Каббалист с Восточного Бродвея | страница 42
Теперь слушайте, что было дальше. Даже сейчас, стоит мне об этом вспомнить, у меня кровь закипает в жилах. Была суббота. Мы пошли в театр. Я до сих пор не забыл название спектакля: «Шоша-сирота». Потом зашли в ресторан. Мы заказали все, что у них было: рыбу, мясо, разные гарниры. Ее отец требовал, чтобы к одиннадцати вечера она возвращалась домой. Стоило ей хоть немножко опоздать, он снимал ремень и порол ее, как маленькую. Я в общем-то одобрял его крутые методы. Кому охота жениться на гулене? Да, кстати, после помолвки я перестал бегать за шиксами. Ева прямо мне сказала: что было, то было, а теперь ты мой. Мне это давалось с трудом. Раньше я всегда по ночам ходил на кухню к нашей горничной, но я пообещал Еве вести себя как следует. В тот субботний вечер мы взяли дрожки от ресторана до ее дома. Только что прошел Песах. В те годы ворота в Варшаве закрывали в десять тридцать, и, когда мы подъехали к дому, они были уже заперты. Мы поцеловались, потом поцеловались еще раз, потом еще, и наконец я позвонил в звонок. Ворота открыл Болек, сын сторожа, противный парень, хулиган. У него еще была злая собака.

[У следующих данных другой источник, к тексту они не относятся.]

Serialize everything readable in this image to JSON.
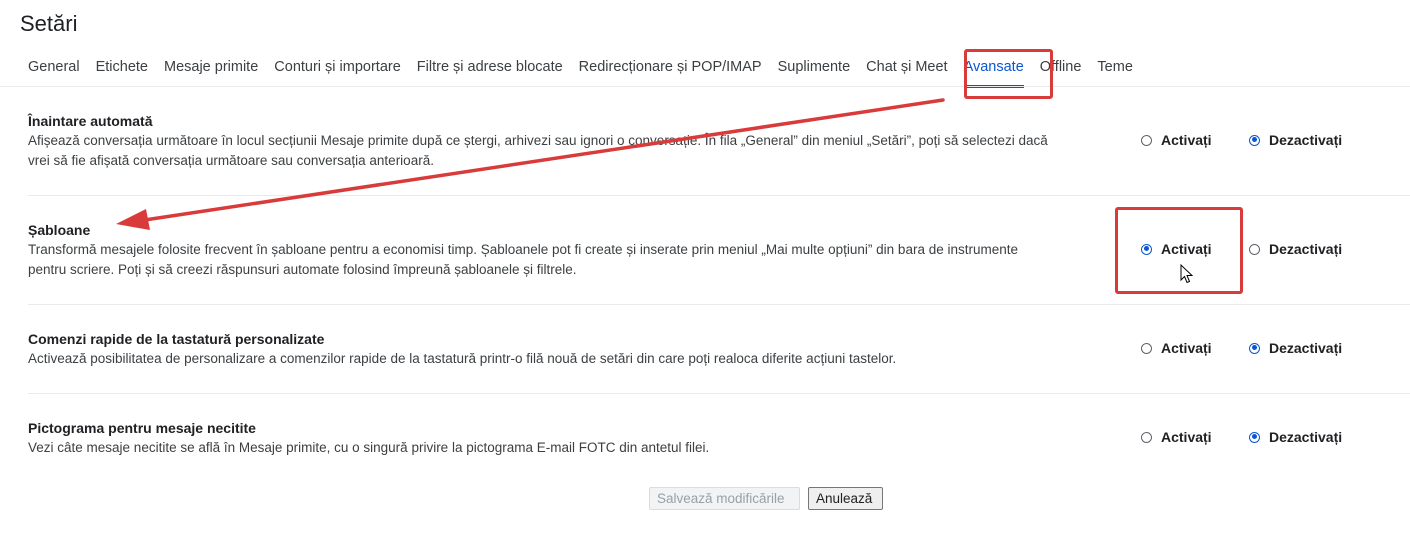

Раньше почти во всех варшавских воротах были глазки, чтобы сторож, услышав звонок, мог убедиться, что это не грабитель и не бродяга, до того вечера мне никогда не приходило в голову заглядывать в глазок. Зачем? Но в тот момент мне так ее хотелось, что я решил посмотреть, как она идет от ворот к дому. Я наклонился к глазку и чуть не умер от ужаса: если бы в тот момент передо мной была разверстая могила, я бы прыгнул в нее, не задумываясь. Ева обнималась и целовалась с Болеком. Сначала я даже подумал, что мне это просто кажется или что я сошел с ума, а они все целовались и целовались, как давние любовники. Наверное, минут десять, не меньше. У меня было железное здоровье, иначе бы я просто не добрался до дома. Не буду расписывать вам, что я пережил той ночью. Я ворочался с боку на бок, как в лихорадке. Хотел повеситься. Мама вошла в комнату и спросила: «Шлоймеле, что с тобой?» Я не мог рассказать о своем позоре, поэтому что-то наврал. Просто невозможно передать, как я мучился. Уснул только под утро. А когда проснулся, У меня была жуткая горечь во рту. Я понял, что не смогу больше оставаться в Варшаве. Многие наши соседи уехали в Америку. Главное было пересечь океан. В те годы работали специальные агентства, которые покупали вам билет на корабль, и вы могли оплатить его в рассрочку уже после того, как найдете работу в Америке. У моего отца был сейф, в котором он хранил наличные. Я знал, где лежит ключ. Когда отец ушел на работу, а мать — за покупками на базар, я открыл сейф и взял оттуда двести рублей. Там хранилось много тысяч, но я не был вором. Кстати, я послал деньги домой с первой же американской получки. Но это я уже забежал вперед.